A National Sales Tax?
A new piece today in the Washington Post suggests that Obama administration officials and members of Congress alike are considering the possibility of a VAT, or value-added tax, which would impose a levy on all goods and services in order to cover the nation's gi-fucking-normous budget deficit. Along with raising taxes on the highest earners, the idea of a VAT seems to be gaining traction as something that has worked for 130 other countries worldwide.

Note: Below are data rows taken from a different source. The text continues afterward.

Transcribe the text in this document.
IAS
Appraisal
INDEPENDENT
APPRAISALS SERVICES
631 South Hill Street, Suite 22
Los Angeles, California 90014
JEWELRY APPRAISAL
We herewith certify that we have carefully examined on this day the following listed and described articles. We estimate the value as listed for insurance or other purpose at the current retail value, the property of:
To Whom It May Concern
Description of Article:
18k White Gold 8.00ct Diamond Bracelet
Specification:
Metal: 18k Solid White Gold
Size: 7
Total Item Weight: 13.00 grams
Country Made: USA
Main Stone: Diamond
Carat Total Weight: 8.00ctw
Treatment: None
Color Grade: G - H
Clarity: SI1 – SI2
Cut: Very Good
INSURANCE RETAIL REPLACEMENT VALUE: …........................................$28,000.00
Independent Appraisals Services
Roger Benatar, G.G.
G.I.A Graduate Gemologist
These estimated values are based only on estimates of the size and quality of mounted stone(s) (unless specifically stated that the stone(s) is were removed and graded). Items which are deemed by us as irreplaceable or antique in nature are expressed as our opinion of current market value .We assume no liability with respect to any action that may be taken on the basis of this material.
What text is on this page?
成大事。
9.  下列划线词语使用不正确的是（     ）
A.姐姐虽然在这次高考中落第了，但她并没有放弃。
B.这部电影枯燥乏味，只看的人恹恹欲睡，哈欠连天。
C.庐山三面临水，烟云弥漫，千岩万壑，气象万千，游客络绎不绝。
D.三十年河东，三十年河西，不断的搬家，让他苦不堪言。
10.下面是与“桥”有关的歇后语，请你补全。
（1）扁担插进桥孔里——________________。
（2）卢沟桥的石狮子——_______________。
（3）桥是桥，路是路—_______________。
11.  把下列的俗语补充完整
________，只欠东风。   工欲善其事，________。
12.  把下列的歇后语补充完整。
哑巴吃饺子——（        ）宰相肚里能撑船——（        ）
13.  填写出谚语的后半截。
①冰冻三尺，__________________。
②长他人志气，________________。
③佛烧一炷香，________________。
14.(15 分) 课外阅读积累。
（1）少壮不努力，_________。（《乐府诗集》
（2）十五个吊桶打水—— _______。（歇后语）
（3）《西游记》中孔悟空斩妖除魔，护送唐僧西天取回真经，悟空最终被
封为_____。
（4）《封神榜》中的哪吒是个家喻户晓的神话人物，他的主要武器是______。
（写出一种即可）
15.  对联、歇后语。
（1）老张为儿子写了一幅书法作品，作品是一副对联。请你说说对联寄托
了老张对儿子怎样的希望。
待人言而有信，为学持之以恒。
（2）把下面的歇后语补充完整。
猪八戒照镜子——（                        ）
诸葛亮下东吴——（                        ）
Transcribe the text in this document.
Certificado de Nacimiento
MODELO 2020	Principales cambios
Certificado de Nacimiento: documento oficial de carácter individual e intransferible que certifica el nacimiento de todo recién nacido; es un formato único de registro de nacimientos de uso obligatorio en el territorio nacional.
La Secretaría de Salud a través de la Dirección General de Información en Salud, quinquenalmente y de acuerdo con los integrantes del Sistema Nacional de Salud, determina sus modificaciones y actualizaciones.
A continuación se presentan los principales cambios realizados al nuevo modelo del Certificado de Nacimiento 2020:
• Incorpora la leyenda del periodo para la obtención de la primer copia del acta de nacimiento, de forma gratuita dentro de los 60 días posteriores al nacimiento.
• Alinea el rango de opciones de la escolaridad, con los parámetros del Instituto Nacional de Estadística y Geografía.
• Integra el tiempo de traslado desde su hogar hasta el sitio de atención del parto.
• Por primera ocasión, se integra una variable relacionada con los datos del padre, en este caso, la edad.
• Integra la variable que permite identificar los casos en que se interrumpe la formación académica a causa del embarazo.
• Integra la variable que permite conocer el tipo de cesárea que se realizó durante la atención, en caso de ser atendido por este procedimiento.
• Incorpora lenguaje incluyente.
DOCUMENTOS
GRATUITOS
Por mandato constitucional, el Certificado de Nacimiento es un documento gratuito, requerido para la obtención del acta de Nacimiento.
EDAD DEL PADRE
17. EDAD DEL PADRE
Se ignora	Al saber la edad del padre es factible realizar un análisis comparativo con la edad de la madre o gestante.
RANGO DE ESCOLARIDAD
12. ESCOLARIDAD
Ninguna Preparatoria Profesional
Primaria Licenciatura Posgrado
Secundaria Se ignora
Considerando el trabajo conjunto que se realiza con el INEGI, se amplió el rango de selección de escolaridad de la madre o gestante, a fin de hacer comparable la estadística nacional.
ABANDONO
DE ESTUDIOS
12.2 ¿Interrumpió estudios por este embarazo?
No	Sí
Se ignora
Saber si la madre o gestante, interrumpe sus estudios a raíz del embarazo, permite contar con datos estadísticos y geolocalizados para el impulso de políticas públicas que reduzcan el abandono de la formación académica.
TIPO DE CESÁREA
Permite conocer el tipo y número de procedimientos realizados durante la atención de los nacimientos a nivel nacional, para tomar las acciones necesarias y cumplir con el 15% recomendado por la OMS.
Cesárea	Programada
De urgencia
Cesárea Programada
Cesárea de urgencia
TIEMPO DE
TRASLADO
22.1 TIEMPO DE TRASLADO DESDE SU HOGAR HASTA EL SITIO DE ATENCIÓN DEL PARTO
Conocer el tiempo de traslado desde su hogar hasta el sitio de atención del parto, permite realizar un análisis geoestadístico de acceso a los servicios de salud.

Both Ezekiel Emanuel (Rahm's brother), who's serving as a health care advisor to the President, and former Fed chair Paul Volcker who's serving as a tax advisor, have allegedly expressed interest in such a tax -- which would add a surcharge onto everything from a pack of gum to a haircut. Some see the tax as one of the only ways out of the hole we're in while also funding Obama's trillion-dollar expansion of health care coverage. Crazy, you say? This tax-despising nation would never stand for it and it unfairly impacts the poor?
To quote the post:
The surge of interest in a VAT is testament to the extraordinary depth of the nation's money troubles. While some conservatives have long argued that a consumption tax would provide a simpler and more efficient alternative to the byzantine U.S. income tax code, this time it's all about the money.
The trouble is, those 130 countries that have a VAT probably don't also have state-by-state sales taxes which in some cases (like California) are 9%. A couple percentage points in states that have no sales tax, or where the tax is 4% wouldn't hurt that much, but what about here?